Nesting grounds for seabirds – I’m told these were bunting

As we only had one full day on Skye, we next opted to drive about 45 minutes southwest of Portree to view the Glen Brittle Fairy Pools. One thing to note on Skye – you cannot rely solely on GPS as you quickly become rural and signal disappears.


The Fairy Pools proved the perfect chance to stretch our legs and hike the fairly easy 1.5km path into the falls themselves.

Rust colored markings on the rock face accented the falls against the rich chocolate-brown earth.

The surrounding mountains reminded me of the Colorado Rockies.

With the olive-toasted grass not yet in bloom, the purple heather mountains looked as soft as velvet against the moody April sky.

After another self-made pub crawl, this time through Portree, we awoke the next morning to warm temperatures and beautiful sunshine. We opted to head south to Armadale Harbor and get in line for the ferry. With shops and restaurants harborside, there was plenty to do despite a departure delay for our ferry.

Incredible day on the water and an easy ride back to the Port of Mallaig.

From Mallaig, we drove back to Fort Cameron, this time opting to stay the night and explore what the area had to offer. We toured the Ben Nevis Whiskey Brewery, guided by a local Cameron (my dad’s family’s heritage). We learned about the use of the fresh mountain waters found above town and sampled a 30-year-old vintage.

Katie opted for the full flight.

Fort Cameron seemed pretty built up and a bit touristy but the loch across from our hotel was lovely at sunset.


Our final day provided the only steady rain of the trip for which we felt lucky as April in Scotland is not known for beautiful weather. We drove out of the Highlands through the Glencoe region, which I’d love to return to someday. More beautiful roadside vistas enhanced by epic cloud cover made the drive worth it.
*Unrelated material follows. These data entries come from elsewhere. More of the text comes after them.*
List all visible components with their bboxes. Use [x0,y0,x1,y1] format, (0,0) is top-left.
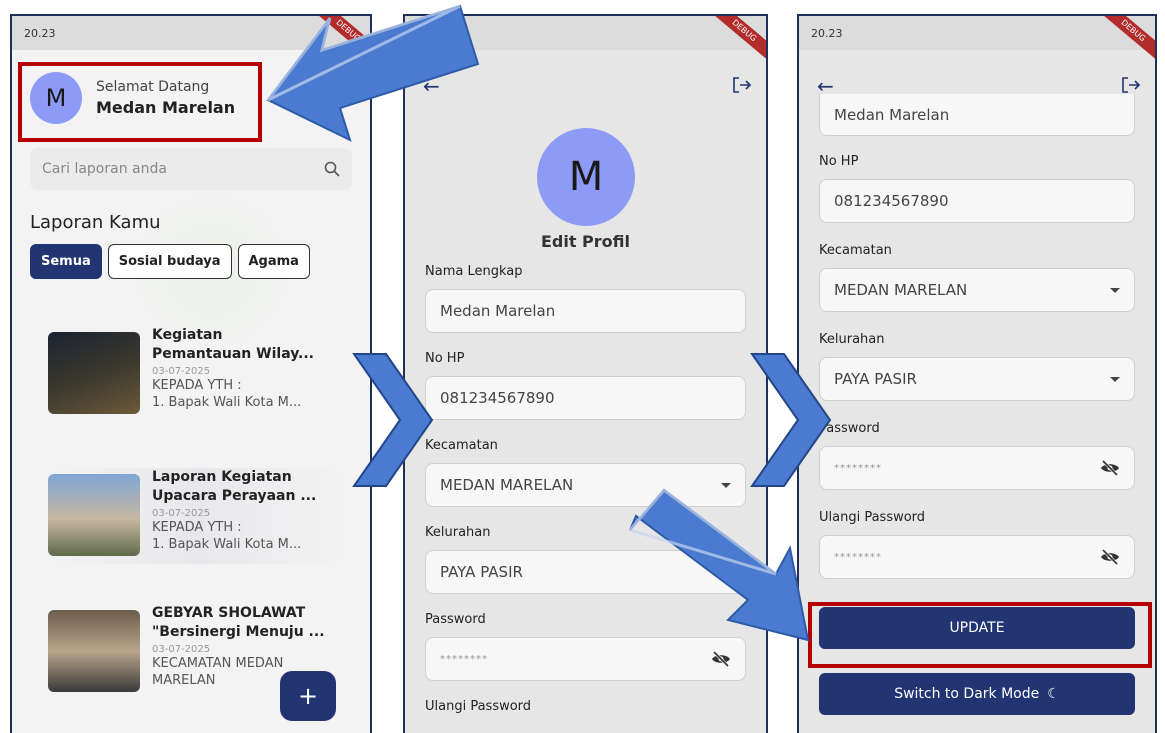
profile-avatar[interactable]: M [537,128,635,226]
password-label: Password [425,612,486,627]
report-date: 03-07-2025 [152,366,211,377]
logout-icon[interactable] [732,76,752,94]
kecamatan-label: Kecamatan [425,438,498,453]
status-time: 20.23 [24,26,56,40]
report-title: Laporan Kegiatan [152,469,292,485]
report-title-line2: Pemantauan Wilay... [152,346,315,362]
edit-profile-scrolled-screen: 20.23 DEBUG ← Medan Marelan No HP 081234… [797,14,1157,733]
kelurahan-label: Kelurahan [425,525,491,540]
report-card[interactable]: Kegiatan Pemantauan Wilay... 03-07-2025 … [48,326,348,422]
chevron-down-icon [721,482,731,488]
edit-form: Nama Lengkap Medan Marelan No HP 0812345… [425,264,746,724]
kelurahan-label: Kelurahan [819,332,885,347]
logout-icon[interactable] [1121,76,1141,94]
name-field[interactable]: Medan Marelan [819,94,1135,136]
user-name: Medan Marelan [96,98,236,117]
phone-label: No HP [819,154,859,169]
kecamatan-value: MEDAN MARELAN [834,281,968,299]
report-thumbnail [48,610,140,692]
report-date: 03-07-2025 [152,508,211,519]
search-input[interactable]: Cari laporan anda [42,161,167,177]
name-field[interactable]: Medan Marelan [425,289,746,333]
kecamatan-dropdown[interactable]: MEDAN MARELAN [819,268,1135,312]
home-screen: 20.23 DEBUG M Selamat Datang Medan Marel… [10,14,372,733]
avatar[interactable]: M [30,72,82,124]
report-summary-line2: 1. Bapak Wali Kota M... [152,395,302,410]
eye-off-icon[interactable] [1100,549,1120,565]
avatar-letter: M [568,154,604,200]
repeat-password-value: ******** [834,551,882,563]
welcome-header: M Selamat Datang Medan Marelan [30,72,235,124]
password-field[interactable]: ******** [819,446,1135,490]
report-title: GEBYAR SHOLAWAT [152,605,306,621]
repeat-password-field[interactable]: ******** [819,535,1135,579]
filter-chip-agama[interactable]: Agama [237,244,310,279]
edit-profile-screen: 20.23 DEBUG ← M Edit Profil Nama Lengkap… [403,14,768,733]
chevron-down-icon [1110,376,1120,382]
eye-off-icon[interactable] [711,651,731,667]
search-bar[interactable]: Cari laporan anda [30,148,352,190]
dark-mode-button[interactable]: Switch to Dark Mode ☾ [819,673,1135,715]
back-arrow-icon[interactable]: ← [423,74,440,98]
phone-field[interactable]: 081234567890 [819,179,1135,223]
search-icon[interactable] [324,161,340,177]
report-card[interactable]: Laporan Kegiatan Upacara Perayaan ... 03… [48,468,348,564]
page-title: Edit Profil [540,232,631,251]
phone-label: No HP [425,351,465,366]
kelurahan-dropdown[interactable]: PAYA PASIR [425,550,746,594]
repeat-password-label: Ulangi Password [425,699,532,714]
phone-field[interactable]: 081234567890 [425,376,746,420]
edit-form-scrolled: Medan Marelan No HP 081234567890 Kecamat… [819,94,1135,715]
report-summary-line2: 1. Bapak Wali Kota M... [152,537,302,552]
status-bar: 20.23 [12,16,370,50]
greeting-text: Selamat Datang [96,79,210,95]
status-time: 20.23 [417,26,449,40]
kelurahan-value: PAYA PASIR [834,370,917,388]
avatar-letter: M [45,84,67,112]
status-bar: 20.23 [799,16,1155,50]
status-bar: 20.23 [405,16,766,50]
eye-off-icon[interactable] [1100,460,1120,476]
kelurahan-dropdown[interactable]: PAYA PASIR [819,357,1135,401]
filter-chips: Semua Sosial budaya Agama [30,244,310,279]
kecamatan-dropdown[interactable]: MEDAN MARELAN [425,463,746,507]
report-summary: KECAMATAN MEDAN [152,656,284,671]
chevron-down-icon [1110,287,1120,293]
update-button[interactable]: UPDATE [819,607,1135,649]
report-title: Kegiatan [152,327,223,343]
password-field[interactable]: ******** [425,637,746,681]
report-summary: KEPADA YTH : [152,378,242,393]
report-title-line2: "Bersinergi Menuju ... [152,624,325,640]
password-value: ******** [440,653,488,665]
password-value: ******** [834,462,882,474]
report-date: 03-07-2025 [152,644,211,655]
plus-icon: + [297,682,319,710]
add-report-button[interactable]: + [280,671,336,721]
report-thumbnail [48,474,140,556]
password-label: Password [819,421,880,436]
report-thumbnail [48,332,140,414]
name-label: Nama Lengkap [425,264,523,279]
status-time: 20.23 [811,26,843,40]
repeat-password-label: Ulangi Password [819,510,926,525]
moon-icon: ☾ [1047,686,1060,702]
report-title-line2: Upacara Perayaan ... [152,488,317,504]
filter-chip-semua[interactable]: Semua [30,244,102,279]
kecamatan-value: MEDAN MARELAN [440,476,574,494]
report-summary: KEPADA YTH : [152,520,242,535]
dark-mode-label: Switch to Dark Mode [894,686,1040,702]
filter-chip-sosial-budaya[interactable]: Sosial budaya [107,244,232,279]
section-title: Laporan Kamu [30,212,161,233]
kelurahan-value: PAYA PASIR [440,563,523,581]
kecamatan-label: Kecamatan [819,243,892,258]
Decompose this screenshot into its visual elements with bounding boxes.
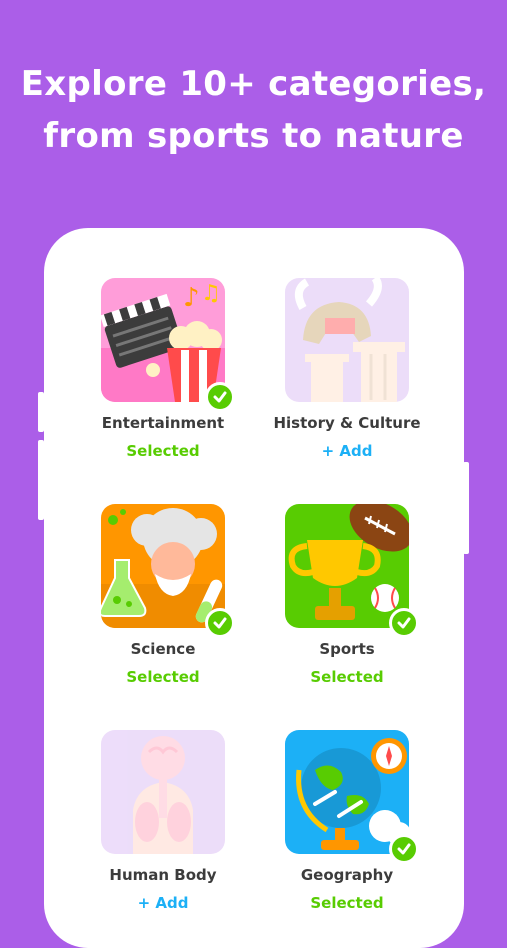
globe-compass-icon: [296, 738, 409, 850]
category-status[interactable]: Selected: [256, 668, 438, 686]
phone-frame: ♪ ♫ Entertainment Selected History & Cul…: [44, 228, 464, 948]
add-category-button[interactable]: + Add: [72, 894, 254, 912]
category-status[interactable]: Selected: [72, 442, 254, 460]
scientist-flask-icon: [101, 508, 225, 628]
selected-check-icon: [205, 382, 235, 412]
category-tile[interactable]: [101, 504, 235, 638]
svg-text:♪: ♪: [183, 283, 200, 313]
category-tile[interactable]: [285, 504, 419, 638]
anatomy-body-icon: [133, 736, 193, 854]
category-name: Geography: [300, 866, 394, 884]
category-status[interactable]: Selected: [72, 668, 254, 686]
category-name: History & Culture: [273, 414, 421, 432]
selected-check-icon: [205, 608, 235, 638]
category-name: Sports: [319, 640, 375, 658]
headline-line-2: from sports to nature: [43, 116, 464, 156]
category-tile[interactable]: [285, 278, 409, 402]
category-tile[interactable]: [101, 730, 225, 854]
helmet-columns-icon: [294, 278, 405, 402]
category-name: Entertainment: [101, 414, 225, 432]
clapperboard-popcorn-icon: ♪ ♫: [101, 281, 225, 402]
headline: Explore 10+ categories, from sports to n…: [0, 58, 507, 162]
add-category-button[interactable]: + Add: [256, 442, 438, 460]
category-name: Science: [130, 640, 196, 658]
trophy-football-icon: [288, 504, 409, 620]
svg-text:♫: ♫: [201, 281, 221, 306]
category-name: Human Body: [109, 866, 217, 884]
selected-check-icon: [389, 834, 419, 864]
category-status[interactable]: Selected: [256, 894, 438, 912]
headline-line-1: Explore 10+ categories,: [20, 64, 487, 104]
category-tile[interactable]: [285, 730, 419, 864]
category-tile[interactable]: ♪ ♫: [101, 278, 235, 412]
selected-check-icon: [389, 608, 419, 638]
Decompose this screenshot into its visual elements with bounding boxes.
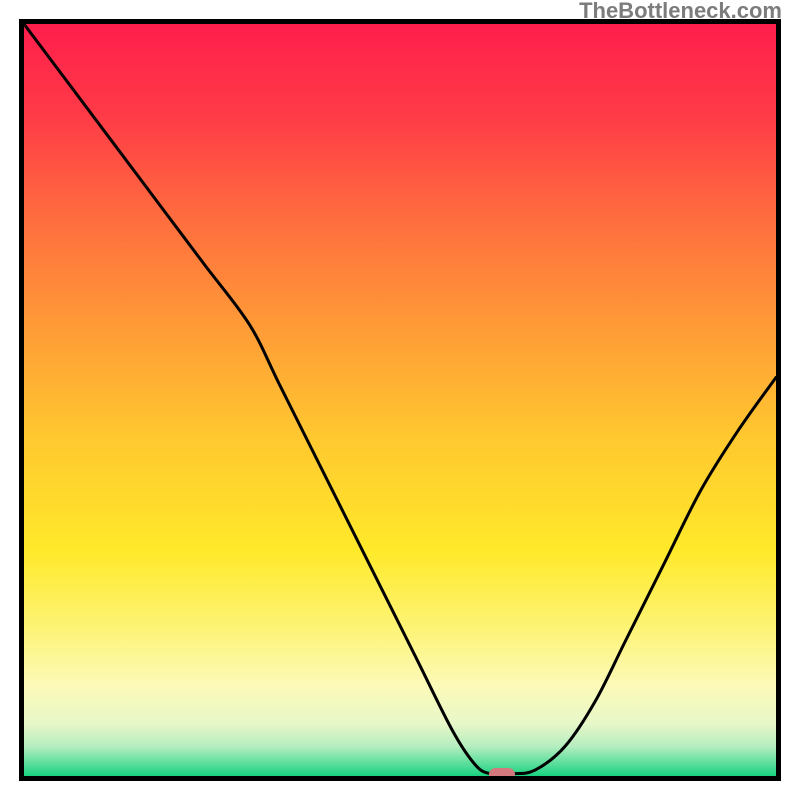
chart-frame: TheBottleneck.com	[0, 0, 800, 800]
plot-area	[19, 19, 781, 781]
watermark-text: TheBottleneck.com	[579, 0, 782, 24]
optimal-point-marker	[489, 768, 515, 781]
bottleneck-curve	[24, 24, 776, 775]
curve-svg	[24, 24, 776, 776]
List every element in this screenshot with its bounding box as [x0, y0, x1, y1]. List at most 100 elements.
Just south of Glencoe – the lake’s silver shimmer was more spectacular than the photo lets on.

Stopping at Stirling Castle, the childhood home of Mary Queen of Scots, we thoroughly enjoyed our digital tour of the newly renovated halls. I was delighted to find that Stirling was the original home of the famed Unicorn tapestries, a focus of study in my college Art History courses.

The Castle commissioned the painstakingly accurate recreation of the original tapestries, numbering seven panels in total.
Coats of Arms in gorgeous stained glass in the massive dining hall.
Epic battles played out at Stirling, with the Castle changing hands multiple times throughout the ages. One such battle included the famed William Wallace and a monument to him stands on the hill across the valley, visible from the Castle walls.

Back in Edinburgh, we were joined by a good friend of mine from Medfield. She hopped a train up from Newcastle and we throughly enjoyed our final, foggy night in Edinburgh.

Though I was sad to say goodbye to Scotland, I look forward to returning and continuing to explore. It’s a truly gorgeous place with many hidden gems left to discover.